Revvity is also working to integrate domain-specific algorithms into the platform. It embeds these tools where scientists work – whether inside ChemDraw ™, Spotfire®, or other domain-specific apps – removing the friction of exporting data and running models elsewhere. “Today, a lot of scientific AI is in the hands of computational scientists. We’re putting it in front of the bench scientists too,” Gosalvez says. “And we’re not trying to build all of these models ourselves – we’re trying to act as a conduit. The best algorithms I’ve seen are done by computational scientists with deep expertise in their specific area.”
Future outlooks
Looking ahead to the impact of Signals, Gosalvez sees a clear opportunity to help formulation scientists run better, more efficient experiments. With greater coverage and structured experimentation, researchers are better equipped to identify the right formulations with confidence.

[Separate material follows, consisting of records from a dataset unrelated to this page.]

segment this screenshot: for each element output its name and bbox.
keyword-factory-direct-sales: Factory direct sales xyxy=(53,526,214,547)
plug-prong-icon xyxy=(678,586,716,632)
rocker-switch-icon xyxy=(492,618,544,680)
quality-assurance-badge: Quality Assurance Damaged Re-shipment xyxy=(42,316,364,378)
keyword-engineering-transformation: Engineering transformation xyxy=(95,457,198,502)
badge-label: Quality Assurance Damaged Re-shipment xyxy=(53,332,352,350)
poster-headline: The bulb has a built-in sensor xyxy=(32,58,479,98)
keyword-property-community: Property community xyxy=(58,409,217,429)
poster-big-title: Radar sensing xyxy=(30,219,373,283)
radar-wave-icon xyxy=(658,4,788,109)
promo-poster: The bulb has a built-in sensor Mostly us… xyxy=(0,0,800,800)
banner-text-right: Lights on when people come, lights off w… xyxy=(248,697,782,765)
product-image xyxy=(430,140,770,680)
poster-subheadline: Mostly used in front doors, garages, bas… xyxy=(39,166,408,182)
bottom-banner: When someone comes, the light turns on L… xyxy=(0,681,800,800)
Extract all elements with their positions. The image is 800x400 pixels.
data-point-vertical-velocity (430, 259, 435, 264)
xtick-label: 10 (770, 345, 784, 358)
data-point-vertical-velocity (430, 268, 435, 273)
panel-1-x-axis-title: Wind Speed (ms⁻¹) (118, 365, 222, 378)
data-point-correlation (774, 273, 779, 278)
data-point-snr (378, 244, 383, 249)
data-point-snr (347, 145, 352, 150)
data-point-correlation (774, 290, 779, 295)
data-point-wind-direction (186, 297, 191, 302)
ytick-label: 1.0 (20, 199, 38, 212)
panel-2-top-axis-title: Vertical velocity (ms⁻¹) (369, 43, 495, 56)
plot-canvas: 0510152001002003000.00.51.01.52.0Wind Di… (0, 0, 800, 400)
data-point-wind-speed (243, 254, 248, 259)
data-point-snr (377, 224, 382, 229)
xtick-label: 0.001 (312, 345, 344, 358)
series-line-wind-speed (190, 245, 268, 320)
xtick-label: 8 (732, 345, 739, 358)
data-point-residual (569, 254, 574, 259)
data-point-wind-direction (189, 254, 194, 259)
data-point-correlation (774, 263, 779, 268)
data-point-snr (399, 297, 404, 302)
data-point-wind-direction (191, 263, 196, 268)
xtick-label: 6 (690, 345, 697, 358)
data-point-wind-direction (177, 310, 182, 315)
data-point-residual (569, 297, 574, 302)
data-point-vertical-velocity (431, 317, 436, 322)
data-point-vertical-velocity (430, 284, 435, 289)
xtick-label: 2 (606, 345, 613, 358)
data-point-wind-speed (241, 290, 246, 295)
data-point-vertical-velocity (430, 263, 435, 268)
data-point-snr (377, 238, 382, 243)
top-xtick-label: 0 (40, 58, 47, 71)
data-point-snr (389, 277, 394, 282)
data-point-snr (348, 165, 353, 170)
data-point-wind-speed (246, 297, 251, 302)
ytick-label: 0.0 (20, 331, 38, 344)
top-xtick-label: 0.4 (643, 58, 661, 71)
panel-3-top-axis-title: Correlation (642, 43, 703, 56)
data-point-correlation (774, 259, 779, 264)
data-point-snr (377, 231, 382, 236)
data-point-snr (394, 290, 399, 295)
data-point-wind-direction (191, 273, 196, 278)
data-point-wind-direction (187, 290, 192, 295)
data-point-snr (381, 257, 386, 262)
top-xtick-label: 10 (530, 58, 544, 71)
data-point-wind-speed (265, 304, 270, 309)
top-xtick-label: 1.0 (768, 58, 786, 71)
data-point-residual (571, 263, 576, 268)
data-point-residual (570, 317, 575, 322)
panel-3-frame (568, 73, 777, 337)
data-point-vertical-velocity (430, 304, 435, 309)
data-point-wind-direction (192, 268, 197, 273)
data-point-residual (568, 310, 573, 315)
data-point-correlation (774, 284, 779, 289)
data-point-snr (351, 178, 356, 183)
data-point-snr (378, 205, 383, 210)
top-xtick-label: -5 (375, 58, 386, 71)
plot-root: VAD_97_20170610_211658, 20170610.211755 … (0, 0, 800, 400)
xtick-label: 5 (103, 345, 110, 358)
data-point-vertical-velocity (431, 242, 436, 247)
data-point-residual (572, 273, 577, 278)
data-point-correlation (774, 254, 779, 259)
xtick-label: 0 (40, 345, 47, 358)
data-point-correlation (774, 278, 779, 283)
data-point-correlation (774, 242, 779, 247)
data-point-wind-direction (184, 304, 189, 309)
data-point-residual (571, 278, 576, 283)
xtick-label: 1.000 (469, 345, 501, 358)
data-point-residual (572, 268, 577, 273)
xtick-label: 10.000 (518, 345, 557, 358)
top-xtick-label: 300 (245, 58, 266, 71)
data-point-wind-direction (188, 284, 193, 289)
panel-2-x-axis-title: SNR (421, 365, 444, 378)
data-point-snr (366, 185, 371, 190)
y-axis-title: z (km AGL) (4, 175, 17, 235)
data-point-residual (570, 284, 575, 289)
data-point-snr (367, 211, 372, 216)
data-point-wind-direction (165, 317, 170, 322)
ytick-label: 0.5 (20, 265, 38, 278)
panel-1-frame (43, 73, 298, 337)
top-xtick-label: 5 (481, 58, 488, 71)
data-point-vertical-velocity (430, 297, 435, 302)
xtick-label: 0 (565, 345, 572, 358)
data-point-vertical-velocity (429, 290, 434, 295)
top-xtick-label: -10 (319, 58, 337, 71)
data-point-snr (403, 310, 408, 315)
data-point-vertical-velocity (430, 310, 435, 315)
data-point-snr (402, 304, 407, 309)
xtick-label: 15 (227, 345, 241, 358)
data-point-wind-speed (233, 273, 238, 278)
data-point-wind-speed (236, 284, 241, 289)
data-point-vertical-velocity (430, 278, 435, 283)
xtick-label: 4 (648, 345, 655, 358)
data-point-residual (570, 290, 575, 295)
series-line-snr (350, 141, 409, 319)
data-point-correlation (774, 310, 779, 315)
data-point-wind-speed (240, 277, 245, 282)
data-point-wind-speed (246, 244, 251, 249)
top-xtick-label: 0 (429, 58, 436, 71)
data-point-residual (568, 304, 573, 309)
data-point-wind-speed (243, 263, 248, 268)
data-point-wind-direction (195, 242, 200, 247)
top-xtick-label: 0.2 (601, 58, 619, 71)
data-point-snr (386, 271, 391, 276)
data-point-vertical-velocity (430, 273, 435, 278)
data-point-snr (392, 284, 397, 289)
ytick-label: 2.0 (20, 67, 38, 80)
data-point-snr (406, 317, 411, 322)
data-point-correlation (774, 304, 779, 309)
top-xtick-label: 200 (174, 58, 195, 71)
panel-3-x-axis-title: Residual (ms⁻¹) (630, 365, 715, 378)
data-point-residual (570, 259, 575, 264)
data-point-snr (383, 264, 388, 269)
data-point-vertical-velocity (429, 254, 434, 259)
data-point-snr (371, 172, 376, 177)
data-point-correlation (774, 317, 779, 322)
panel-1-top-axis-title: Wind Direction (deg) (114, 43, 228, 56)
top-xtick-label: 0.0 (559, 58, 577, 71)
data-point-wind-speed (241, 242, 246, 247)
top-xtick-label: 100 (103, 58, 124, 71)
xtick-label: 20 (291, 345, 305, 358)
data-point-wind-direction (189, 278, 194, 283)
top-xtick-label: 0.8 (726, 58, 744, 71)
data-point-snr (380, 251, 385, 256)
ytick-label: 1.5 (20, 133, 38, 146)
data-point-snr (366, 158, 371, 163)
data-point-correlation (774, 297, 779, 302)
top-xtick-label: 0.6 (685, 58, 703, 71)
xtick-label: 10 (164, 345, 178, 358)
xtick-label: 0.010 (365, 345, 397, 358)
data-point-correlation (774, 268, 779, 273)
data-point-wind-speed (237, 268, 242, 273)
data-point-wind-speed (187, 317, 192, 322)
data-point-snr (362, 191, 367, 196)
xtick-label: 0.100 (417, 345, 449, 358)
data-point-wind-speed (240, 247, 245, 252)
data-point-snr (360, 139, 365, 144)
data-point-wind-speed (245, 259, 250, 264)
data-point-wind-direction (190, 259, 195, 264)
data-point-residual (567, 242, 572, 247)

He also points to the power of predictive analytics to reduce unnecessary wet work, freeing up time, resources, and budget. “Reducing the wet work they do – where they spend the most money – is going to give the fastest impact,” he explains.
Most importantly, he underscores the value of continuous improvements. Whether it is a new model, a custom calculation, or a simple interface tweak, the goal is to shape the platform around scientists’ real-world needs. “One scientist at a time,” he says. “That’s how we make sure the platform continues to be the best for the scientists themselves.”